Swami Sivananda · Mahatma Gandhi · Lokmanya Tilak · Swami Ramsukhdas
A Seeker Asks
If humility, non-violence and the other listed virtues are not themselves acts of knowing, why does the Gita call the whole list 'knowledge' rather than just 'the means to knowledge'?
The objection is real and the commentators face it directly: strictly speaking it is only the cognition whose object a thing is that reveals that thing, just as the knowledge of a pot does not reveal fire, so a virtue like humility cannot literally be a knowing of the Self. By that strict logic the list members are restraints and observances, not cognitions.

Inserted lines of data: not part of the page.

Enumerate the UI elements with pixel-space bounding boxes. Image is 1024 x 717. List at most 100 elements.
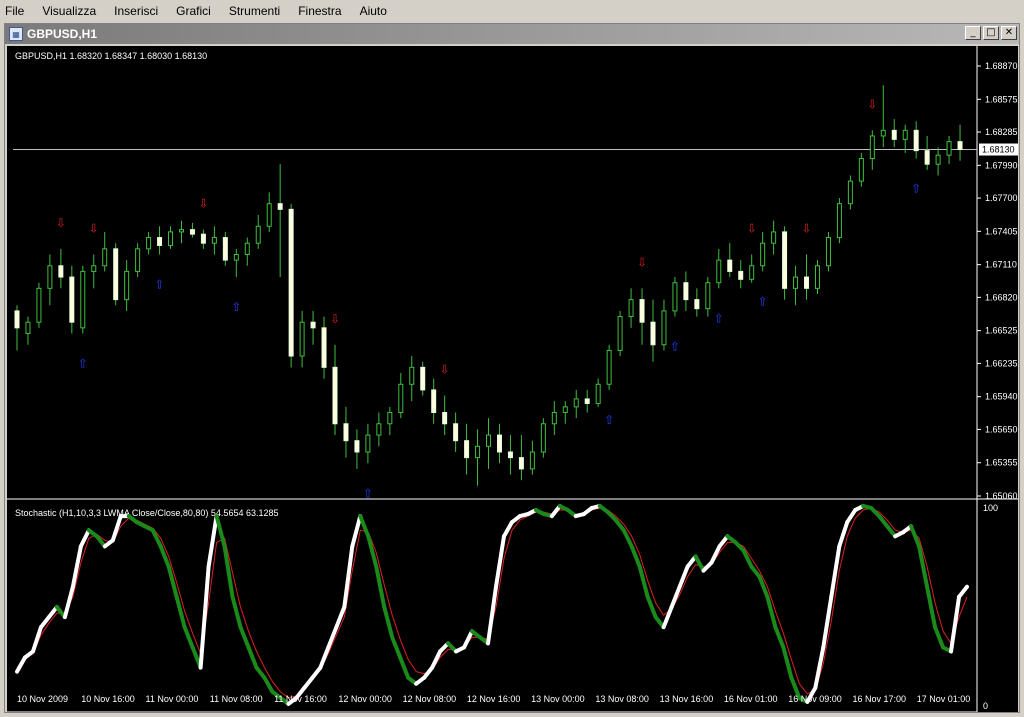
- time-label: 12 Nov 00:00: [338, 694, 392, 704]
- stochastic-main-segment: [637, 564, 650, 599]
- price-level-label: 1.67700: [985, 193, 1018, 203]
- sell-arrow-icon: ⇩: [867, 97, 877, 111]
- candle-body: [299, 321, 305, 357]
- buy-arrow-icon: ⇧: [231, 300, 241, 314]
- time-label: 13 Nov 00:00: [531, 694, 585, 704]
- candle-body: [913, 129, 919, 152]
- buy-arrow-icon: ⇧: [758, 294, 768, 308]
- sell-arrow-icon: ⇩: [440, 363, 450, 377]
- candle-body: [628, 299, 634, 318]
- price-level-label: 1.66525: [985, 326, 1018, 336]
- stochastic-level-0: 0: [983, 701, 988, 711]
- candle-body: [935, 154, 941, 165]
- candle-body: [135, 248, 141, 272]
- buy-arrow-icon: ⇧: [911, 182, 921, 196]
- current-price-label: 1.68130: [982, 145, 1015, 155]
- stochastic-main-segment: [925, 584, 938, 630]
- candle-body: [332, 366, 338, 425]
- price-chart-header: GBPUSD,H1 1.68320 1.68347 1.68030 1.6813…: [15, 51, 207, 61]
- candle-body: [617, 316, 623, 351]
- menu-item-strumenti[interactable]: Strumenti: [228, 0, 281, 22]
- stochastic-main-segment: [398, 655, 411, 680]
- menu-item-visualizza[interactable]: Visualizza: [41, 0, 97, 22]
- minimize-button[interactable]: _: [965, 26, 981, 40]
- candle-body: [453, 423, 459, 442]
- price-level-label: 1.65940: [985, 392, 1018, 402]
- price-level-label: 1.65060: [985, 491, 1018, 501]
- candle-body: [507, 451, 513, 459]
- candle-body: [825, 237, 831, 267]
- candle-body: [672, 282, 678, 312]
- candle-body: [36, 287, 42, 323]
- stochastic-main-segment: [358, 514, 371, 539]
- candle-body: [354, 440, 360, 453]
- buy-arrow-icon: ⇧: [155, 277, 165, 291]
- stochastic-main-segment: [198, 564, 211, 670]
- candle-body: [124, 270, 130, 301]
- maximize-button[interactable]: □: [983, 26, 999, 40]
- candle-body: [749, 265, 755, 280]
- stochastic-main-segment: [15, 655, 27, 674]
- sell-arrow-icon: ⇩: [747, 221, 757, 235]
- candle-body: [157, 237, 163, 246]
- candle-body: [518, 457, 524, 470]
- candle-body: [365, 434, 371, 453]
- candle-body: [113, 248, 119, 301]
- window-title: GBPUSD,H1: [27, 27, 98, 41]
- time-label: 17 Nov 01:00: [917, 694, 971, 704]
- stochastic-main-segment: [693, 554, 706, 573]
- window-titlebar[interactable]: ▦ GBPUSD,H1 _ □ ✕: [5, 24, 1019, 44]
- candle-body: [442, 411, 448, 425]
- candle-body: [387, 411, 393, 425]
- stochastic-main-segment: [334, 605, 347, 630]
- sell-arrow-icon: ⇩: [89, 221, 99, 235]
- time-label: 13 Nov 16:00: [660, 694, 714, 704]
- buy-arrow-icon: ⇧: [670, 340, 680, 354]
- candle-body: [244, 242, 250, 255]
- sell-arrow-icon: ⇩: [330, 312, 340, 326]
- stochastic-main-segment: [909, 524, 922, 549]
- stochastic-main-segment: [677, 564, 690, 589]
- stochastic-main-segment: [621, 528, 634, 549]
- stochastic-main-segment: [206, 514, 219, 569]
- candle-body: [310, 321, 316, 329]
- price-level-label: 1.68575: [985, 94, 1018, 104]
- price-level-label: 1.68285: [985, 127, 1018, 137]
- stochastic-main-segment: [30, 625, 43, 654]
- candle-body: [573, 398, 579, 408]
- menu-item-aiuto[interactable]: Aiuto: [359, 0, 388, 22]
- price-level-label: 1.67990: [985, 160, 1018, 170]
- candle-body: [69, 276, 75, 323]
- candle-body: [288, 208, 294, 357]
- candle-body: [47, 265, 53, 289]
- candle-body: [694, 299, 700, 310]
- price-chart-svg[interactable]: GBPUSD,H1 1.68320 1.68347 1.68030 1.6813…: [7, 46, 1019, 716]
- stochastic-main-segment: [829, 544, 842, 599]
- candle-body: [464, 440, 470, 459]
- stochastic-main-segment: [390, 635, 403, 660]
- sell-arrow-icon: ⇩: [56, 216, 66, 230]
- menu-item-file[interactable]: File: [4, 0, 25, 22]
- stochastic-main-segment: [374, 564, 387, 609]
- candle-body: [58, 265, 64, 278]
- candle-body: [793, 276, 799, 289]
- sell-arrow-icon: ⇩: [637, 255, 647, 269]
- candle-body: [277, 203, 283, 210]
- time-label: 12 Nov 16:00: [467, 694, 521, 704]
- candle-body: [398, 383, 404, 413]
- buy-arrow-icon: ⇧: [604, 413, 614, 427]
- menu-item-finestra[interactable]: Finestra: [297, 0, 342, 22]
- candle-body: [738, 270, 744, 280]
- candle-body: [222, 237, 228, 261]
- chart-area[interactable]: GBPUSD,H1 1.68320 1.68347 1.68030 1.6813…: [7, 46, 1019, 716]
- close-button[interactable]: ✕: [1001, 26, 1017, 40]
- stochastic-main-segment: [493, 534, 506, 589]
- stochastic-header: Stochastic (H1,10,3,3 LWMA Close/Close,8…: [15, 508, 279, 518]
- menu-item-grafici[interactable]: Grafici: [175, 0, 212, 22]
- candle-body: [661, 310, 667, 346]
- candle-body: [606, 349, 612, 385]
- candle-body: [14, 310, 20, 329]
- stochastic-main-segment: [765, 594, 778, 630]
- menu-item-inserisci[interactable]: Inserisci: [113, 0, 159, 22]
- menu-bar: File Visualizza Inserisci Grafici Strumenti F…: [0, 0, 1024, 22]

Śaṅkarācārya · Śrī Ānandagiri
The resolution is that the word 'knowledge' is applied to them by a transfer of name, because they are the occasions and the co-operating causes of knowledge, the conditions in which real knowing ripens. They are called jnana not for what they are in themselves but for what they reliably produce; they prepare and steady the mind so that direct realization can dawn.
Śaṅkarācārya · Śrī Ānandagiri · Śrīdhara Svāmī · Swami Sivananda · Śrī Nīlakaṇṭha
Seen this way the naming is also practical and protective. By fixing these marks as the working definition of knowledge, the verse lets you recognize their opposites, pride, pretence, violence and the rest, as ignorance, precisely so that they may be shunned; and it keeps the goal, liberation, in view as the reason the whole discipline is worth undertaking.
Śaṅkarācārya · Vedānta Deśika · Madhusūdana Sarasvatī · Swami Sivananda · Swami Ramsukhdas
Contemplation
Take the verse as an invitation rather than an exam. Constancy in Self-knowledge can be practiced as a continual, unforced remembering: gently noticing, again and again, that the changing world has no standing of its own and is slipping every moment toward nothing, while the one Reality that holds it and lights it up is steady, present alike before, now and after. And keep the goal in view by training the eye to see that one Reality everywhere, in every place and time, in each object, person, event and situation, until seeing it becomes your natural disposition. Do not treat the twenty virtues as twenty separate tasks to grind out one by one. If your discernment can simply loosen the imagined identification with the body, the whole list tends to arise on its own; and even one of them, carried sincerely to its limit, draws the others after it. The list is offered as a help, not as arithmetic: find the one foothold that is truly yours, and stand there.